From my perspective, the newsroom restructuring that, like at the paper above, incorporates the online operation into the entire newsroom infrastructure, is key to newspapers' survival. But another problem is those newsrooms where online is still a separate entity.
From DenverPost.com, Joe Murphy, senior developer, asked that I wave my magic wand: "I'd get you to convince management we need three times as many people working on the online team (that means six developers, six producers, three dev/producers, and three breaking-news day-shift producers). We've been 'barely getting by' here for about a decade, and I'm pretty sure we could build some ground-breaking local web apps and information with some more space between us and the grindstone."
As more publishers come to the realization that digital publishing must be at the center of the news operation -- publishing out to a variety of formats, including print -- I wonder if that's enough. Definitely, newspapers need more developers, and we can wave the magic wand at that. But I'm thinking that it also should be used to put the online operation at the center of the entire news operation for those that haven't migrated there yet.
A Big Wave Solution
Continuing in the theme of changing the newsroom culture, let's also think about using our magic wand to make the most profound changes all at once. Howard Owens, director of digital publishing at Gatehouse Media, asked for this: "Reporters and editors would take seriously their roles as community conversation leaders, concentrating on getting it right on the web first -- web-first publishing, blogs, video, participation -- and using the print edition as a greatest hits, promote the web site vehicle. Old packaged-goods-thinking about the newsPAPER would disappear overnight."

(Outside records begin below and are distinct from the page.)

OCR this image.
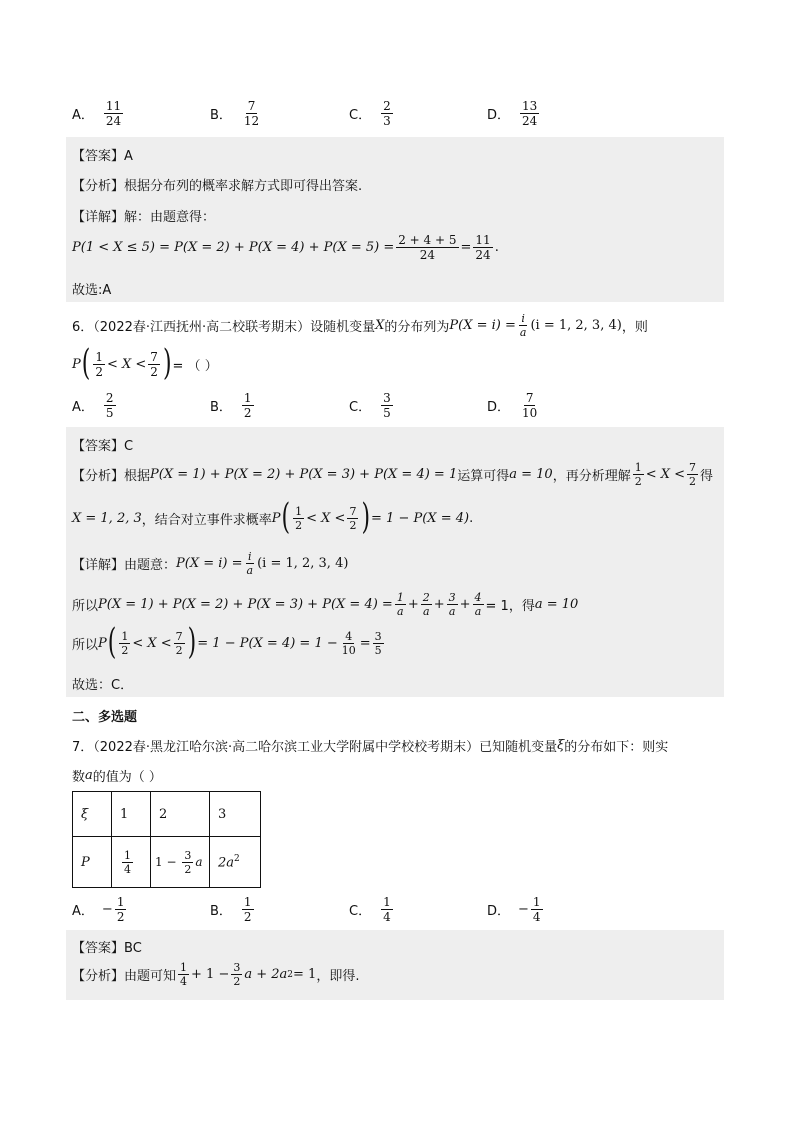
A． $\frac{11}{24}$	B． $\frac{7}{12}$	C． $\frac{2}{3}$	D． $\frac{13}{24}$
【答案】A
【分析】根据分布列的概率求解方式即可得出答案.
【详解】解：由题意得：
$P(1 < X \le 5) = P(X = 2) + P(X = 4) + P(X = 5) = \frac{2 + 4 + 5}{24} = \frac{11}{24}$ .
故选:A
6．（2022春·江西抚州·高二校联考期末）设随机变量 X 的分布列为 $P(X = i) = \frac{i}{a} (i = 1$, 2, 3, 4) ，则
P ( $\frac{1}{2} < X < \frac{7}{2}$ ) = （ ）
A． $\frac{2}{5}$	B． $\frac{1}{2}$	C． $\frac{3}{5}$	D． $\frac{7}{10}$
【答案】C
【分析】根据 P(X = 1) + P(X = 2) + P(X = 3) + P(X = 4) = 1 运算可得 a = 10 ，再分析理解 $\frac{1}{2} < X < \frac{7}{2}$ 得
X = 1, 2, 3 ，结合对立事件求概率 P ( $\frac{1}{2} < X < \frac{7}{2}$ ) = 1 − P(X = 4) .
【详解】由题意： $P(X = i) = \frac{i}{a} (i = 1$, 2, 3, 4)
所以 $P(X = 1) + P(X = 2) + P(X = 3) + P(X = 4) = \frac{1}{a} + \frac{2}{a} + \frac{3}{a} + \frac{4}{a} = 1$，得 a = 10
所以 P ( $\frac{1}{2} < X < \frac{7}{2}$ ) = $1 - P(X = 4) = 1 - \frac{4}{10} = \frac{3}{5}$
故选：C．
二、多选题
7．（2022春·黑龙江哈尔滨·高二哈尔滨工业大学附属中学校校考期末）已知随机变量 ξ 的分布如下：则实
数 a 的值为（ ）
ξ	1	2	3
P	$\frac{1}{4}$	$1 - \frac{3}{2}$ a	$2a^2$
A． − $\frac{1}{2}$	B． $\frac{1}{2}$	C． $\frac{1}{4}$	D． − $\frac{1}{4}$
【答案】BC
【分析】由题可知 $\frac{1}{4} + 1 - \frac{3}{2}$ a + 2a 2 = 1 ，即得.
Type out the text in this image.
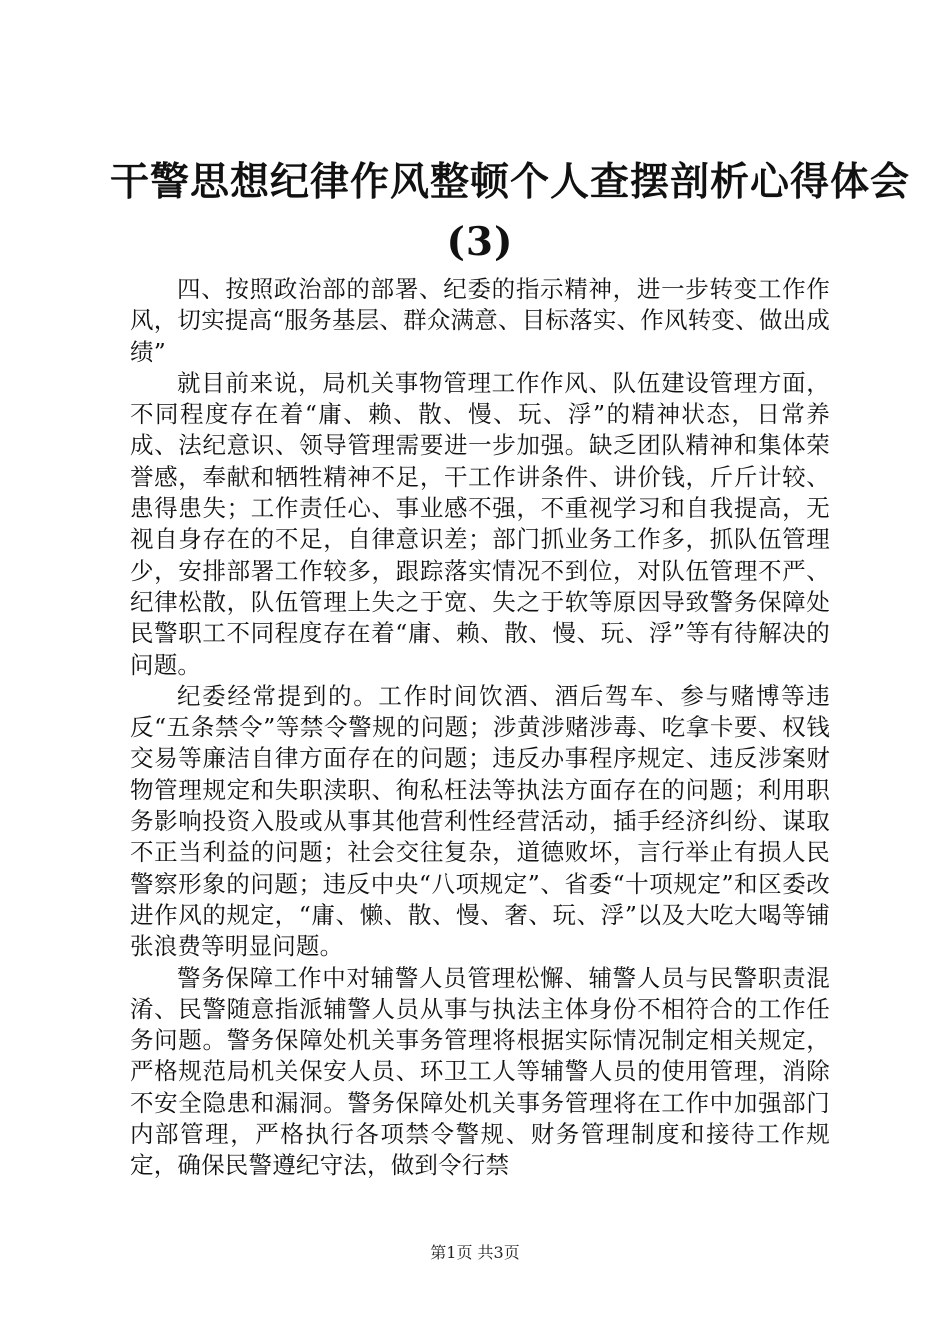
干警思想纪律作风整顿个人查摆剖析心得体会
(3)

四、按照政治部的部署、纪委的指示精神，进一步转变工作作风，切实提高“服务基层、群众满意、目标落实、作风转变、做出成绩”

就目前来说，局机关事物管理工作作风、队伍建设管理方面，不同程度存在着“庸、赖、散、慢、玩、浮”的精神状态，日常养成、法纪意识、领导管理需要进一步加强。缺乏团队精神和集体荣誉感，奉献和牺牲精神不足，干工作讲条件、讲价钱，斤斤计较、患得患失；工作责任心、事业感不强，不重视学习和自我提高，无视自身存在的不足，自律意识差；部门抓业务工作多，抓队伍管理少，安排部署工作较多，跟踪落实情况不到位，对队伍管理不严、纪律松散，队伍管理上失之于宽、失之于软等原因导致警务保障处民警职工不同程度存在着“庸、赖、散、慢、玩、浮”等有待解决的问题。

纪委经常提到的。工作时间饮酒、酒后驾车、参与赌博等违反“五条禁令”等禁令警规的问题；涉黄涉赌涉毒、吃拿卡要、权钱交易等廉洁自律方面存在的问题；违反办事程序规定、违反涉案财物管理规定和失职渎职、徇私枉法等执法方面存在的问题；利用职务影响投资入股或从事其他营利性经营活动，插手经济纠纷、谋取不正当利益的问题；社会交往复杂，道德败坏，言行举止有损人民警察形象的问题；违反中央“八项规定”、省委“十项规定”和区委改进作风的规定，“庸、懒、散、慢、奢、玩、浮”以及大吃大喝等铺张浪费等明显问题。

警务保障工作中对辅警人员管理松懈、辅警人员与民警职责混淆、民警随意指派辅警人员从事与执法主体身份不相符合的工作任务问题。警务保障处机关事务管理将根据实际情况制定相关规定，严格规范局机关保安人员、环卫工人等辅警人员的使用管理，消除不安全隐患和漏洞。警务保障处机关事务管理将在工作中加强部门内部管理，严格执行各项禁令警规、财务管理制度和接待工作规定，确保民警遵纪守法，做到令行禁

第1页 共3页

Owens' comment hits on one theme that I've covered many times in this column over the years: turning news into less of a lecture and more of an interactive, two-way experience and conversation between journalists and readers.
But overall, he's really hit the nail on the head in a succinct comment. But, of course, it would take a magic wand to really implement those changes quickly. Each of his points -- news as a conversation and journalists as community conversation leaders, web-first publishing, print edition as greatest hits -- represents a drastic change from decades of this-is-how-we-do-things in the newspaper industry.
I fear, based on the answers I received to my simple question, that there's still lots of resistance to the changes that many of us think are necessary for the long-term health of the newspaper industry.
As you enter 2008, I urge you to focus on cultural change within your newsroom. Get everyone involved in the task of reinventing the newspaper. Give them time in their schedules to participate. Assign tasks -- to everyone. Build a new culture of innovation that involves everyone. Bring in creativity and innovation gurus if necessary, and expose those experts to everyone in the company.
If my little "magic wand" experiment showed anything to me, it's primarily that the minority of "forward thinkers" in many newsrooms are pushing the reinvention process forward. It's time to get everyone involved, and everyone on board.